Pitchin’ a Grizzly tent, part I
(Part II is here)
A couple of weeks ago a friend and I decided to check out the Grizzly tent sale. We live in the Redmond, about an hour and a half south of Grizzly’s HQ, so this was a bit of an undertaking. We took Scott’s wife’s pickup and plotted our plan of attack in the car. Scott was shopping for a studly new 8″ jointer, so I brought catalogs from Sunhill and others for price comparison. I didn’t have anything on my must-buy list, although I’m keeping an eye open for a bargain to replace my old Grizzly tablesaw.
A moment’s intermission: for those unaware, Grizzly is low-price tool importer. They’re one of the best importing Chinese machinery; they usually use american-made motors, and have their own engineers do quality-assurance. While the quality isn’t quite what you’ll find from an American-made tool, it’s not bad and a heck of a lot cheaper.
So the tent sale is their chance to unload the planer that rusted on the way from Shanghai, the tablesaw that has minor bloodstains from the troublesome Safety-Shield demo, and everything else that can’t be sold through normal channels. The good news is that the prices are crazy-low. The bad news is that there’s a lot of junk to sort through, and most of the good stuff goes in the first 15 minutes.
Yes, you heard me right. Brave souls line up at 8 in the morning, even camping out the night before, and charge in first thing in a fit of scavenging fury. They burst forth with literally tons of machinery, and the checkout/loading line can take an hour or more.
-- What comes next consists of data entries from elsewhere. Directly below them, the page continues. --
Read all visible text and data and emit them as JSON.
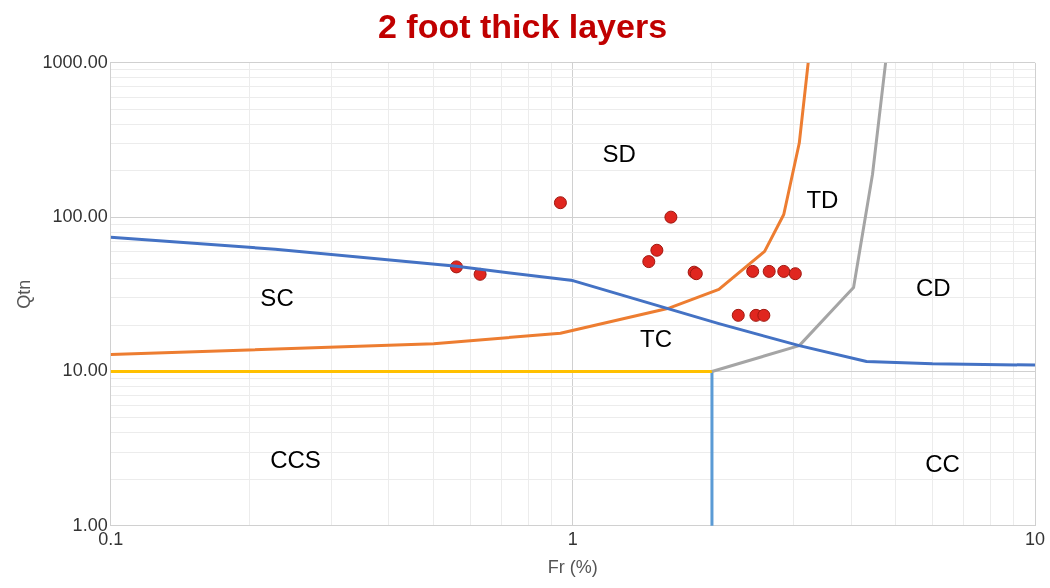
{
  "chart_data": {
    "type": "scatter",
    "title": "2 foot thick layers",
    "xlabel": "Fr (%)",
    "ylabel": "Qtn",
    "log": "xy",
    "grid": true,
    "legend": false,
    "xlim": [
      0.1,
      10
    ],
    "ylim": [
      1,
      1000
    ],
    "xticks": [
      0.1,
      {
        "value": 0.2,
        "label": null
      },
      {
        "value": 0.3,
        "label": null
      },
      {
        "value": 0.4,
        "label": null
      },
      {
        "value": 0.5,
        "label": null
      },
      {
        "value": 0.6,
        "label": null
      },
      {
        "value": 0.7,
        "label": null
      },
      {
        "value": 0.8,
        "label": null
      },
      {
        "value": 0.9,
        "label": null
      },
      1,
      {
        "value": 2,
        "label": null
      },
      {
        "value": 3,
        "label": null
      },
      {
        "value": 4,
        "label": null
      },
      {
        "value": 5,
        "label": null
      },
      {
        "value": 6,
        "label": null
      },
      {
        "value": 7,
        "label": null
      },
      {
        "value": 8,
        "label": null
      },
      {
        "value": 9,
        "label": null
      },
      10
    ],
    "yticks": [
      {
        "value": 1,
        "label": "1.00"
      },
      {
        "value": 2,
        "label": null
      },
      {
        "value": 3,
        "label": null
      },
      {
        "value": 4,
        "label": null
      },
      {
        "value": 5,
        "label": null
      },
      {
        "value": 6,
        "label": null
      },
      {
        "value": 7,
        "label": null
      },
      {
        "value": 8,
        "label": null
      },
      {
        "value": 9,
        "label": null
      },
      {
        "value": 10,
        "label": "10.00"
      },
      {
        "value": 20,
        "label": null
      },
      {
        "value": 30,
        "label": null
      },
      {
        "value": 40,
        "label": null
      },
      {
        "value": 50,
        "label": null
      },
      {
        "value": 60,
        "label": null
      },
      {
        "value": 70,
        "label": null
      },
      {
        "value": 80,
        "label": null
      },
      {
        "value": 90,
        "label": null
      },
      {
        "value": 100,
        "label": "100.00"
      },
      {
        "value": 200,
        "label": null
      },
      {
        "value": 300,
        "label": null
      },
      {
        "value": 400,
        "label": null
      },
      {
        "value": 500,
        "label": null
      },
      {
        "value": 600,
        "label": null
      },
      {
        "value": 700,
        "label": null
      },
      {
        "value": 800,
        "label": null
      },
      {
        "value": 900,
        "label": null
      },
      {
        "value": 1000,
        "label": "1000.00"
      }
    ],
    "series": [
      {
        "type": "line",
        "marker": "none",
        "color": "#4472c4",
        "x": [
          0.1,
          0.227,
          0.56,
          1,
          2.07,
          3.09,
          4.32,
          6,
          10
        ],
        "values": [
          74,
          62,
          48,
          38.8,
          20.4,
          14.7,
          11.6,
          11.2,
          11
        ]
      },
      {
        "type": "line",
        "marker": "none",
        "color": "#ed7d31",
        "x": [
          0.1,
          0.5,
          0.94,
          1.62,
          2.07,
          2.6,
          2.86,
          3.09,
          3.23
        ],
        "values": [
          12.9,
          15.1,
          17.7,
          25.8,
          34,
          60,
          104,
          302,
          1000
        ]
      },
      {
        "type": "line",
        "marker": "none",
        "color": "#a5a5a5",
        "x": [
          2,
          3.09,
          3.86,
          4.05,
          4.45,
          4.75
        ],
        "values": [
          10,
          14.7,
          30,
          35,
          189,
          1000
        ]
      },
      {
        "type": "line",
        "marker": "none",
        "color": "#ffc000",
        "x": [
          0.1,
          2
        ],
        "values": [
          10,
          10
        ]
      },
      {
        "type": "line",
        "marker": "none",
        "color": "#5b9bd5",
        "x": [
          2,
          2
        ],
        "values": [
          10,
          1
        ]
      },
      {
        "type": "scatter",
        "marker": "circle",
        "color": "#e0261f",
        "x": [
          0.56,
          0.63,
          0.94,
          1.63,
          1.52,
          1.46,
          1.83,
          1.85,
          2.45,
          2.66,
          2.86,
          3.03,
          2.28,
          2.49,
          2.59
        ],
        "values": [
          47.6,
          42.6,
          124,
          100,
          61,
          51.5,
          44,
          43,
          44.5,
          44.5,
          44.5,
          43,
          23.1,
          23.1,
          23.1
        ]
      }
    ],
    "annotations": [
      "SD",
      "TD",
      "SC",
      "CD",
      "TC",
      "CCS",
      "CC"
    ]
  }
}
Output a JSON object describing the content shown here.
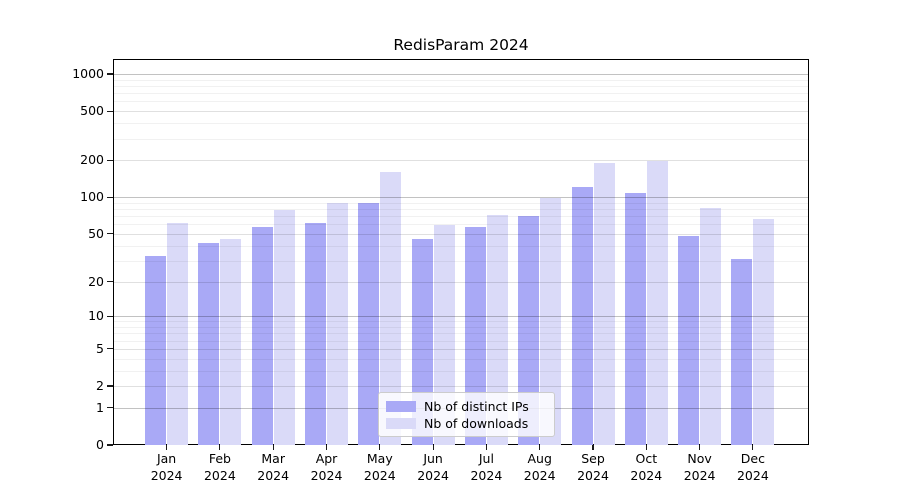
{
  "chart_data": {
    "type": "bar",
    "title": "RedisParam 2024",
    "categories": [
      "Jan\n2024",
      "Feb\n2024",
      "Mar\n2024",
      "Apr\n2024",
      "May\n2024",
      "Jun\n2024",
      "Jul\n2024",
      "Aug\n2024",
      "Sep\n2024",
      "Oct\n2024",
      "Nov\n2024",
      "Dec\n2024"
    ],
    "series": [
      {
        "name": "Nb of distinct IPs",
        "color": "#a9a9f6",
        "values": [
          33,
          42,
          57,
          61,
          89,
          45,
          57,
          70,
          120,
          109,
          48,
          31
        ]
      },
      {
        "name": "Nb of downloads",
        "color": "#dadaf8",
        "values": [
          61,
          45,
          78,
          90,
          161,
          59,
          71,
          98,
          191,
          198,
          81,
          66
        ]
      }
    ],
    "xlabel": "",
    "ylabel": "",
    "yscale": "log1p",
    "y_ticks": [
      0,
      1,
      2,
      5,
      10,
      20,
      50,
      100,
      200,
      500,
      1000
    ],
    "ylim": [
      0,
      1320
    ],
    "grid": true,
    "grid_minor": true,
    "legend_position": "lower center",
    "legend_border_color": "#cccccc",
    "background_color": "#ffffff",
    "text_color": "#000000"
  }
}
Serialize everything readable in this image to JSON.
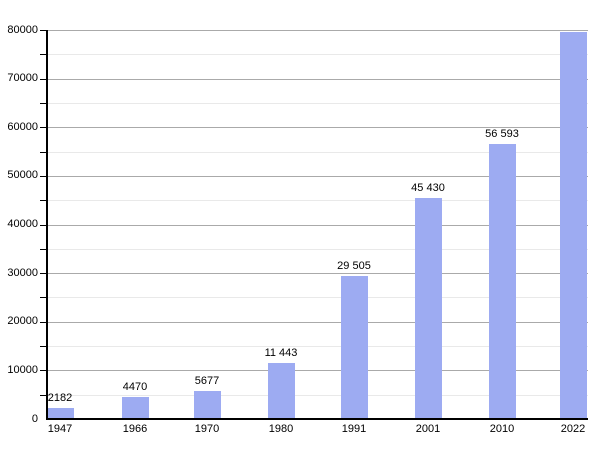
{
  "chart_data": {
    "type": "bar",
    "title": "",
    "xlabel": "",
    "ylabel": "",
    "categories": [
      "1947",
      "1966",
      "1970",
      "1980",
      "1991",
      "2001",
      "2010",
      "2022"
    ],
    "values": [
      2182,
      4470,
      5677,
      11443,
      29505,
      45430,
      56593,
      79500
    ],
    "bar_labels": [
      "2182",
      "4470",
      "5677",
      "11 443",
      "29 505",
      "45 430",
      "56 593",
      ""
    ],
    "ylim": [
      0,
      80000
    ],
    "y_major_step": 10000,
    "y_minor_step": 5000,
    "y_tick_labels": [
      "0",
      "10000",
      "20000",
      "30000",
      "40000",
      "50000",
      "60000",
      "70000",
      "80000"
    ],
    "grid": true,
    "legend": "none"
  },
  "colors": {
    "background": "#ffffff",
    "bar_fill": "#9dabf2",
    "axis": "#000000",
    "major_grid": "#aaaaaa",
    "minor_grid": "#e9e9e9",
    "label_text": "#000000"
  }
}
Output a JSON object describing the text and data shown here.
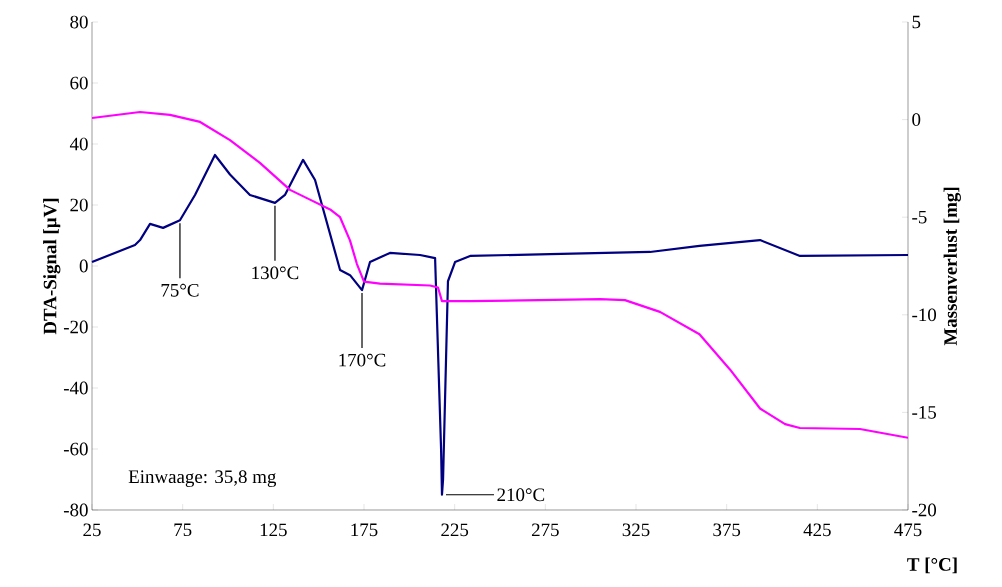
{
  "chart_data": {
    "type": "line",
    "xlabel": "T [°C]",
    "ylabel": "DTA-Signal [µV]",
    "y2label": "Massenverlust [mg]",
    "xlim": [
      25,
      475
    ],
    "xticks": [
      25,
      75,
      125,
      175,
      225,
      275,
      325,
      375,
      425,
      475
    ],
    "ylim": [
      -80,
      80
    ],
    "yticks": [
      -80,
      -60,
      -40,
      -20,
      0,
      20,
      40,
      60,
      80
    ],
    "y2lim": [
      -20,
      5
    ],
    "y2ticks": [
      -20,
      -15,
      -10,
      -5,
      0,
      5
    ],
    "grid": false,
    "marker": "none",
    "line_style": "solid",
    "series": [
      {
        "color": "#000080",
        "x": [
          25,
          48.7,
          51.5,
          57,
          64.2,
          73.5,
          81.8,
          92.8,
          101.1,
          112.1,
          125.9,
          131.4,
          141.4,
          148,
          161.8,
          167.3,
          173.9,
          178.3,
          189.3,
          205.9,
          214.2,
          217.5,
          218,
          218.6,
          221.3,
          225.2,
          233.5,
          277.6,
          332.7,
          360,
          393.4,
          415.4,
          475
        ],
        "values": [
          1.3,
          6.9,
          8.5,
          13.8,
          12.5,
          15,
          23.3,
          36.4,
          30,
          23.3,
          20.7,
          23.3,
          34.8,
          28.2,
          -1.3,
          -3,
          -7.9,
          1.3,
          4.3,
          3.6,
          2.6,
          -60,
          -75,
          -70,
          -5,
          1.3,
          3.3,
          3.9,
          4.6,
          6.6,
          8.5,
          3.3,
          3.6
        ]
      },
      {
        "color": "#ff00ff",
        "axis": "y2",
        "x": [
          25,
          51.5,
          68,
          84.6,
          101.1,
          117.6,
          134.2,
          145.2,
          156.3,
          161.8,
          167.3,
          171.1,
          175,
          183.8,
          211.4,
          215.8,
          218,
          233.5,
          305.2,
          318.9,
          338.2,
          360,
          376.8,
          393.4,
          407.2,
          415.4,
          448.5,
          475
        ],
        "values": [
          0.08,
          0.39,
          0.24,
          -0.12,
          -1.05,
          -2.22,
          -3.6,
          -4.1,
          -4.6,
          -5.0,
          -6.2,
          -7.4,
          -8.3,
          -8.4,
          -8.5,
          -8.6,
          -9.3,
          -9.3,
          -9.2,
          -9.25,
          -9.85,
          -11.0,
          -12.8,
          -14.8,
          -15.6,
          -15.8,
          -15.85,
          -16.3
        ]
      }
    ],
    "annotations": [
      {
        "text": "75°C",
        "x": 73.5,
        "y": 15
      },
      {
        "text": "130°C",
        "x": 125.9,
        "y": 20.7
      },
      {
        "text": "170°C",
        "x": 173.9,
        "y": -7.9
      },
      {
        "text": "210°C",
        "x": 218,
        "y": -75
      },
      "Einwaage: 35,8 mg"
    ]
  }
}
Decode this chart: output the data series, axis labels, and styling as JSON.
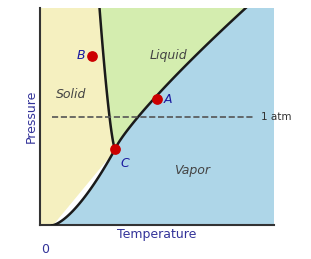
{
  "title": "",
  "xlabel": "Temperature",
  "ylabel": "Pressure",
  "label_0": "0",
  "label_1atm": "1 atm",
  "region_solid": "Solid",
  "region_liquid": "Liquid",
  "region_vapor": "Vapor",
  "point_A": "A",
  "point_B": "B",
  "point_C": "C",
  "color_solid": "#f5f0c0",
  "color_liquid": "#d4edaf",
  "color_vapor": "#aed6e8",
  "color_boundary": "#1a1a1a",
  "color_dashed": "#555555",
  "color_dot": "#cc0000",
  "xlim": [
    0,
    10
  ],
  "ylim": [
    0,
    10
  ],
  "atm_y": 5.0,
  "triple_x": 3.2,
  "triple_y": 3.5,
  "point_B_x": 2.2,
  "point_B_y": 7.8,
  "point_A_x": 5.0,
  "point_A_y": 5.8
}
We got there at 10:00, inadvertently discovering a neat trick. If someone tears off the tag from a machine but doesn’t pay for it, after two hours, it gets re-tagged and you can buy it again. So while we missed the first round of deals, we did get first crack at all the re-tagged merchandise. As a rule of thumb, if you can’t be there at 8:00, be there at 10:00 (or 3:00 when they’ll haggle over what’s left).
More on the trip coming shortly…
(Unfortunately, it’s tough to know if a given tool is really American-made. For example, Delta and Jet both import some of their tools. Some of the very high-end guys like (I belive) Oliver don’t, but then again, their smallest jointer is 10″! Not exactly in the casual woodworker’s price range.)